Subject Area Medical Microbiology and Mycology, Hygiene, Molecular Infection Biology
Metabolism, Biochemistry and Genetics of Microorganisms
Term since 2022
Project identifier Deutsche Forschungsgemeinschaft (DFG) - Project number 499968726
 
Prevotella species are prevalent members of human microbiomes. A prominent role has been attributed to the gut bacterium specie Prevotella copri that is ubiquitous in agrarian non-westernized societies. Remarkably, the presence of P. copri in westernized societies, as are European countries, have been associated with inflammatory diseases such rheumatoid arthritis, periodontitis or intestinal dysbiosis and inflammation.
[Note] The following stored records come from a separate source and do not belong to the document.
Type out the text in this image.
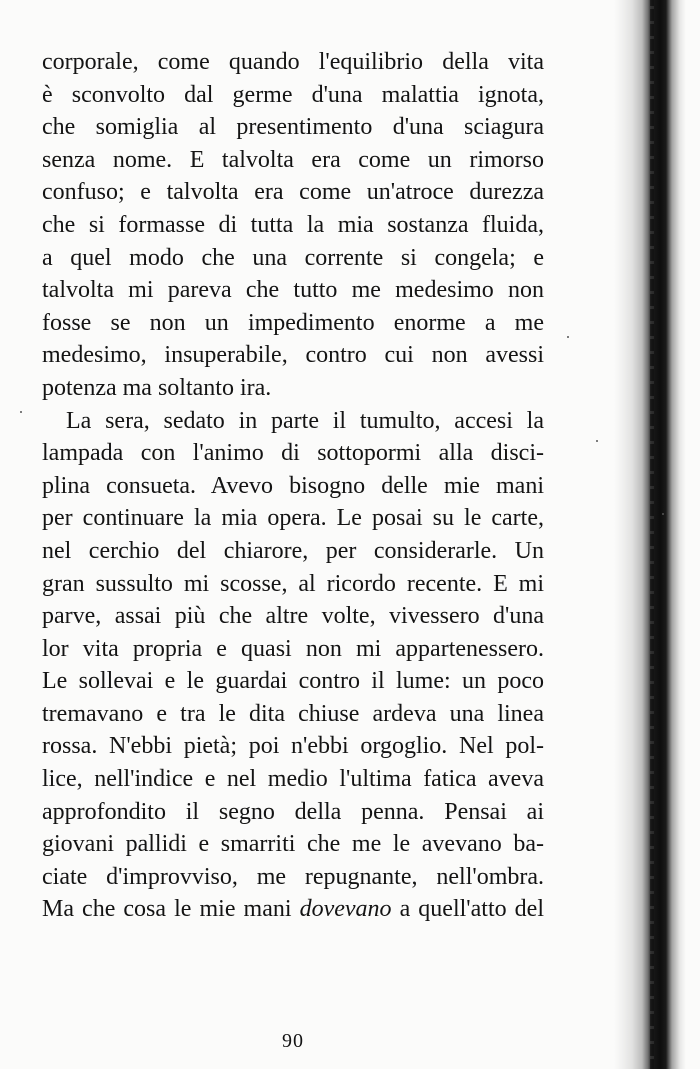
corporale, come quando l'equilibrio della vita
è sconvolto dal germe d'una malattia ignota,
che somiglia al presentimento d'una sciagura
senza nome. E talvolta era come un rimorso
confuso; e talvolta era come un'atroce durezza
che si formasse di tutta la mia sostanza fluida,
a quel modo che una corrente si congela; e
talvolta mi pareva che tutto me medesimo non
fosse se non un impedimento enorme a me
medesimo, insuperabile, contro cui non avessi
potenza ma soltanto ira.
La sera, sedato in parte il tumulto, accesi la
lampada con l'animo di sottopormi alla disci-
plina consueta. Avevo bisogno delle mie mani
per continuare la mia opera. Le posai su le carte,
nel cerchio del chiarore, per considerarle. Un
gran sussulto mi scosse, al ricordo recente. E mi
parve, assai più che altre volte, vivessero d'una
lor vita propria e quasi non mi appartenessero.
Le sollevai e le guardai contro il lume: un poco
tremavano e tra le dita chiuse ardeva una linea
rossa. N'ebbi pietà; poi n'ebbi orgoglio. Nel pol-
lice, nell'indice e nel medio l'ultima fatica aveva
approfondito il segno della penna. Pensai ai
giovani pallidi e smarriti che me le avevano ba-
ciate d'improvviso, me repugnante, nell'ombra.
Ma che cosa le mie mani dovevano a quell'atto del
90
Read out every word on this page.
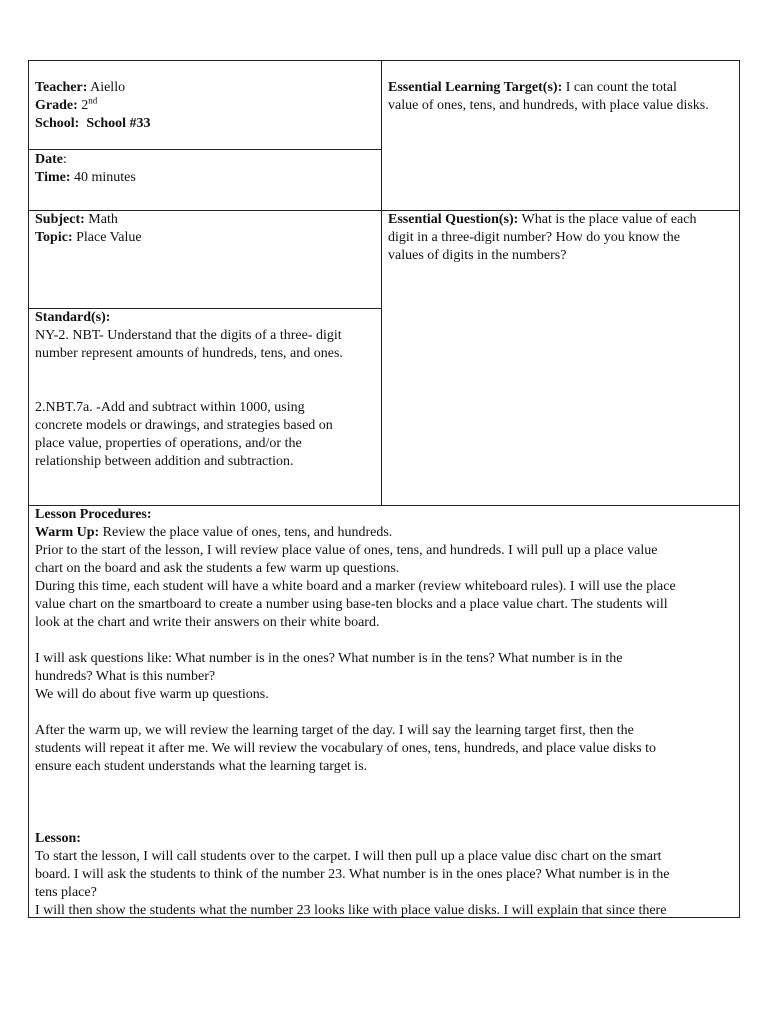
Teacher: Aiello
Grade: 2nd
School: School #33
Date:
Time: 40 minutes
Essential Learning Target(s): I can count the total
value of ones, tens, and hundreds, with place value disks.
Subject: Math
Topic: Place Value
Essential Question(s): What is the place value of each
digit in a three-digit number? How do you know the
values of digits in the numbers?
Standard(s):
NY-2. NBT- Understand that the digits of a three- digit
number represent amounts of hundreds, tens, and ones.
2.NBT.7a. -Add and subtract within 1000, using
concrete models or drawings, and strategies based on
place value, properties of operations, and/or the
relationship between addition and subtraction.
Lesson Procedures:
Warm Up: Review the place value of ones, tens, and hundreds.
Prior to the start of the lesson, I will review place value of ones, tens, and hundreds. I will pull up a place value
chart on the board and ask the students a few warm up questions.
During this time, each student will have a white board and a marker (review whiteboard rules). I will use the place
value chart on the smartboard to create a number using base-ten blocks and a place value chart. The students will
look at the chart and write their answers on their white board.
I will ask questions like: What number is in the ones? What number is in the tens? What number is in the
hundreds? What is this number?
We will do about five warm up questions.
After the warm up, we will review the learning target of the day. I will say the learning target first, then the
students will repeat it after me. We will review the vocabulary of ones, tens, hundreds, and place value disks to
ensure each student understands what the learning target is.
Lesson:
To start the lesson, I will call students over to the carpet. I will then pull up a place value disc chart on the smart
board. I will ask the students to think of the number 23. What number is in the ones place? What number is in the
tens place?
I will then show the students what the number 23 looks like with place value disks. I will explain that since there
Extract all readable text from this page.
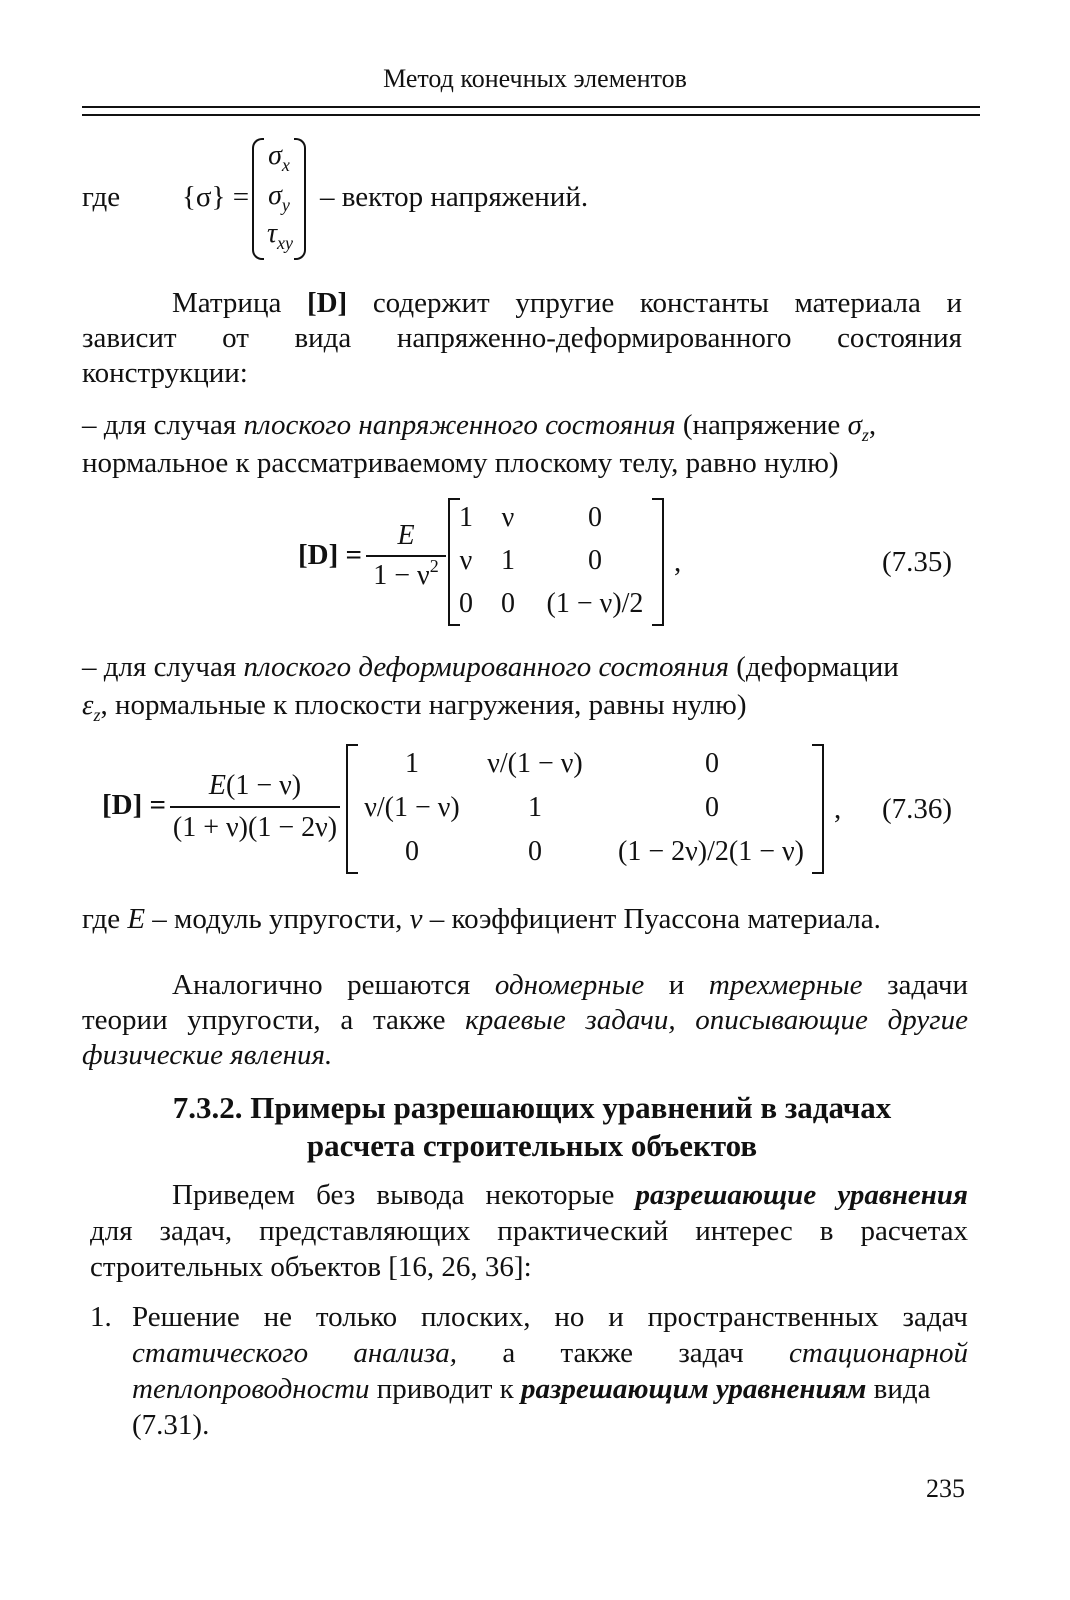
Метод конечных элементов
где {σ} =
$\sigma_x$
$\sigma_y$
$\tau_{xy}$
– вектор напряжений.
Матрица [D] содержит упругие константы материала и
зависит от вида напряженно-деформированного состояния
конструкции:
– для случая плоского напряженного состояния (напряжение $\sigma_z$,
нормальное к рассматриваемому плоскому телу, равно нулю)
[D] =
E
$1 - \nu^2$
1 ν	0
ν 1	0
0 0 (1 − ν)/2
,	(7.35)
– для случая плоского деформированного состояния (деформации
$\varepsilon_z$, нормальные к плоскости нагружения, равны нулю)
[D] =
E(1 − ν)
(1 + ν)(1 − 2ν)
1	ν/(1 − ν)	0
ν/(1 − ν)	1	0
0	0	(1 − 2ν)/2(1 − ν)
, (7.36)
где E – модуль упругости, ν – коэффициент Пуассона материала.
Аналогично решаются одномерные и трехмерные задачи
теории упругости, а также краевые задачи, описывающие другие
физические явления.
7.3.2. Примеры разрешающих уравнений в задачах
расчета строительных объектов
Приведем без вывода некоторые разрешающие уравнения
для задач, представляющих практический интерес в расчетах
строительных объектов [16, 26, 36]:
1. Решение не только плоских, но и пространственных задач
статического анализа, а также задач стационарной
теплопроводности приводит к разрешающим уравнениям вида
(7.31).
235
To date, how mechanistically Prevotella impacts human health remains obscure and factors that affect human colonization by Prevotella remain elusive. Of note, oxygen tolerance seems to play a key role in early colonization of naïve hosts by commensals and during host infection by pathogenic bacteria. Interestingly, the Strowig lab has recently observed that P. copri strains display a weaker tolerance to oxygen than Bacteroides thethaiotaomicron, the prevalent gut bacterium in European countries, and that within P. copri clades differences among clades exist being clade A more tolerant to oxygen than clade D and E, the latter also less prevalent in European countries. The aim of this proposal is to characterize genetic elements within P. copri strains from different clades that play a role in oxygen tolerance and determine whether differences in oxygen sensitivity play a role in the context of early host colonization or alternatively, in prevalence of P. copri upon infection with pathogenic bacteria during infection-derived inflammation.